I don’t think wake can be a regular outcome of *wakraz, but both the verb and the noun wake are from the same root. Either way, I suppose Hereward’s epithet meant “vigilant” rather than just “not asleep”.
German wacker, not wach. The former is an obsolescent attribute of long and hard fighting and of the heroes who do it.
Even some farmers need to be wacker im Acker
Demise of a soccer team: Wacker vom Acker.
Scand. vakker now means “beautiful” — used of people, landscapes or anything. I guess it owes its modern form to Low German, or else it should have rhymed with ager/aker/åker “cultivated field”, here too.
Yeah, West Germanic consonant stretching (*-k.r- > *-k.kr-).
wacker
I recall a beery conversation of thirty years ago in the reception room of a linguistics department among Germanisten and native speakers of German in which I was told that the surname Wackernagel (as in Wackernagel’s Law) originally meant something like ‘geiler Ständer’, ‘einen munteren Penis habend’, vel sim. True? An upward movement of the little finger extended from the fist was used to demonstrate. Or were they just taking the piss?
(Wilhelm Wackernagel’s family was originally from Basel, and Jacob was born there. Nagel is apparently common for ‘penis’ in some varieties of Swiss German, and I have encountered German nageln from Germans.)
Vájra is an exact cognate of PGmc. *wakraz “vigilant”
An alternative root etymology of Vedic vájra- (Avestan vazra-, Persian gurz ‘club, mace’) is as originally *‘breaker, smasher, crusher’, from the root seen in Hittite wāki ‘he bites’, wakkanzi ‘they bite’; Tocharian A, B wāk- ‘split apart, break, burst’; Greek ἄγνυμι ‘break into pieces, shatter’. Nowadays this root is often reconstructed as *u̯eh₂g̑- (or *u̯eh₂g-) ‘break’, as here, p. 664, in Lexikon der indogermanischen Verben. The g̑ would be required by Vedic vájra-, Avestan vazra-, etc.

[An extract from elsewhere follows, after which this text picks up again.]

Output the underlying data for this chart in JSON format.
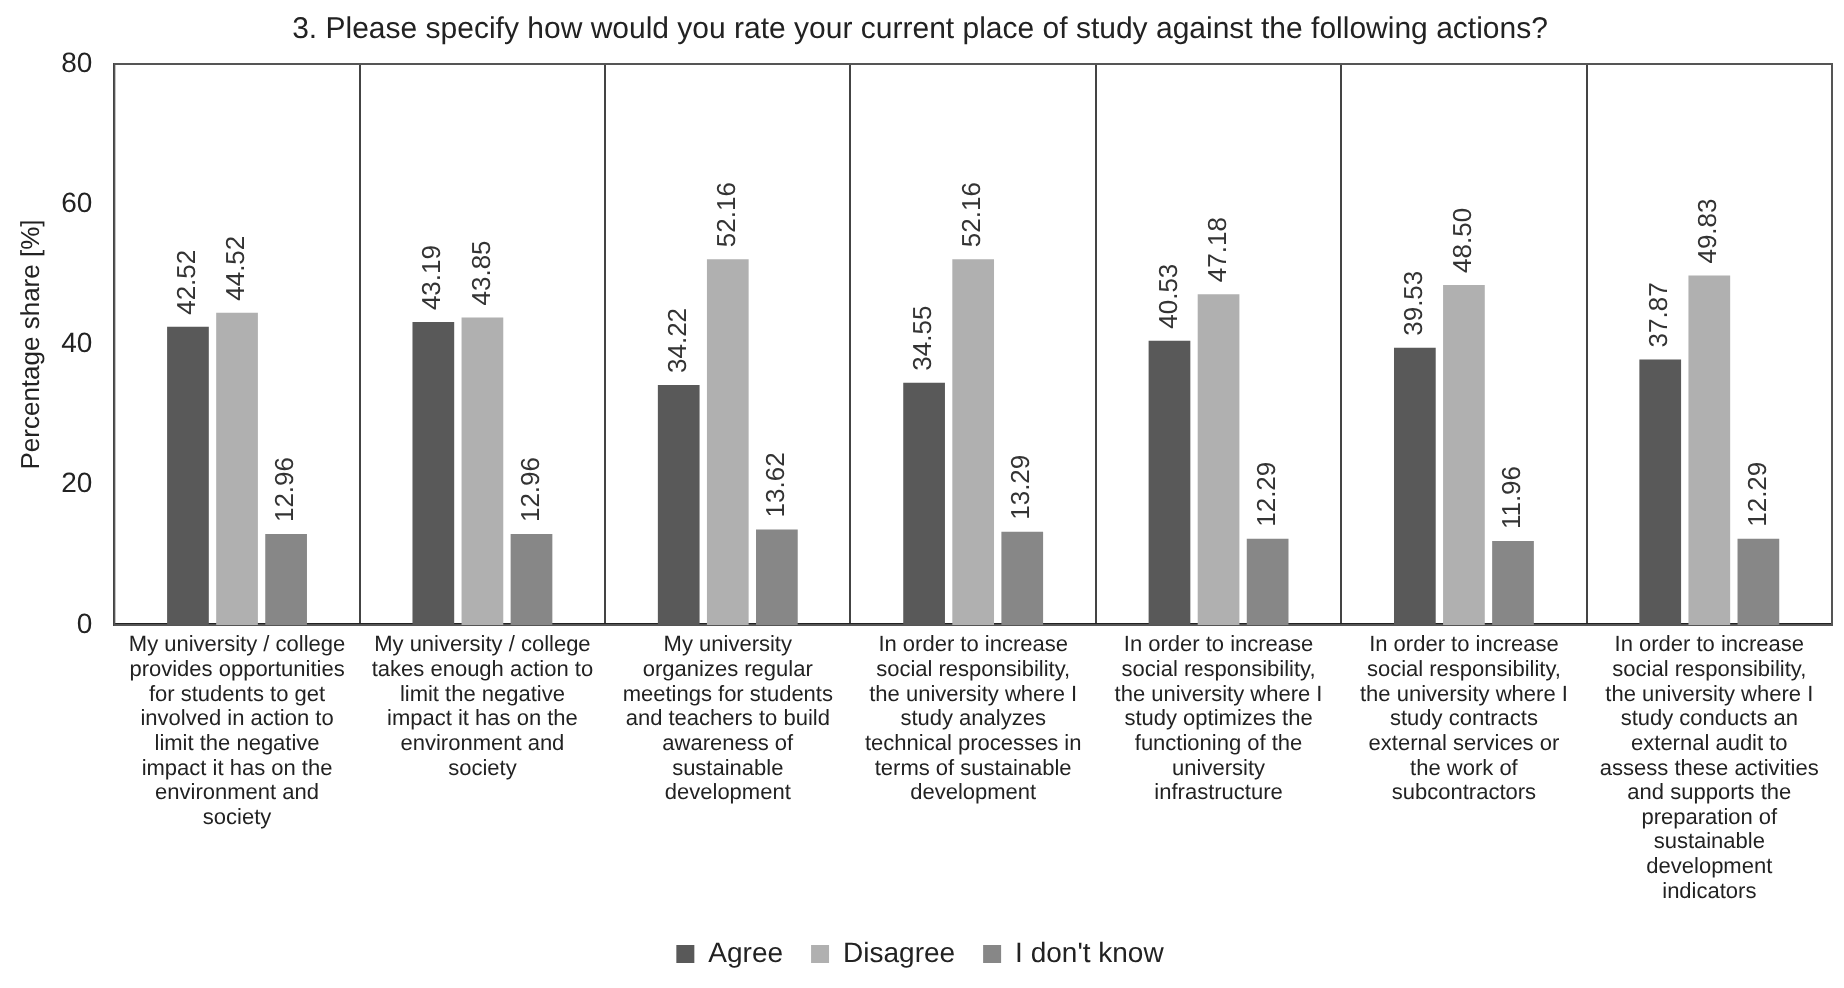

A full exposition of this etymology is found in chapter 42 ‘The name of Meleager’ in Calvert Watkins, How to Kill a Dragon: Aspects of Indo-European Poetics. From page 413 in that chapter:
Fun fact: the vájra-word was also borrowed into Uralic at some point—see the cognates here. So cognates in Samic, Finnic, and Mordvinic… this grouping is Juha Janhunen’s ‘Finno-Samic’, Jaakko Häkkinen’s ‘Finno-Mordvin’, I think.
I was told that the surname Wackernagel (as in Wackernagel’s Law) originally meant something like ‘geiler Ständer’, ‘einen munteren Penis habend’, vel sim. True?
Then Wackelnagel would be a declined form.
Or were they just taking the piss?
I vote for this derivation. Cornpone linguist humor.
Xerib: An alternative root etymology of Vedic vájra- (Avestan vazra-, Persian gurz ‘club, mace’) is as originally *‘breaker, smasher, crusher’, from the root seen in Hittite wāki ‘he bites’, wakkanzi ‘they bite’; Tocharian A, B wāk- ‘split apart, break, burst’; Greek ἄγνυμι ‘break into pieces, shatter’. Nowadays this root is often reconstructed as *u̯eh₂g̑- (or *u̯eh₂g-) ‘break’, as here, p. 664, in Lexikon der indogermanischen Verben. The g̑ would be required by Vedic vájra-, Avestan vazra-, etc.
That’s better. I really should have looked beyond Wiktionary, but it was too much hazzle when Bjorvand & Lindeman didn’t have the word.
The weapon might have been originally the ‘biter’; for the semantics compare IE *bheid- in Germanic (bite, beissen) and its association with the WEAPON in Germanic legend. [etc.]
Added data point: The “boat” word < *baita-, if that originally denoted a log boat or dugout canoe.
Then Wackelnagel would be a declined form.
Non ommnes possumus semper.
Wackelnagel
Der Wechsel von r zu l bewirkt die Erweichung im vorderen Glied.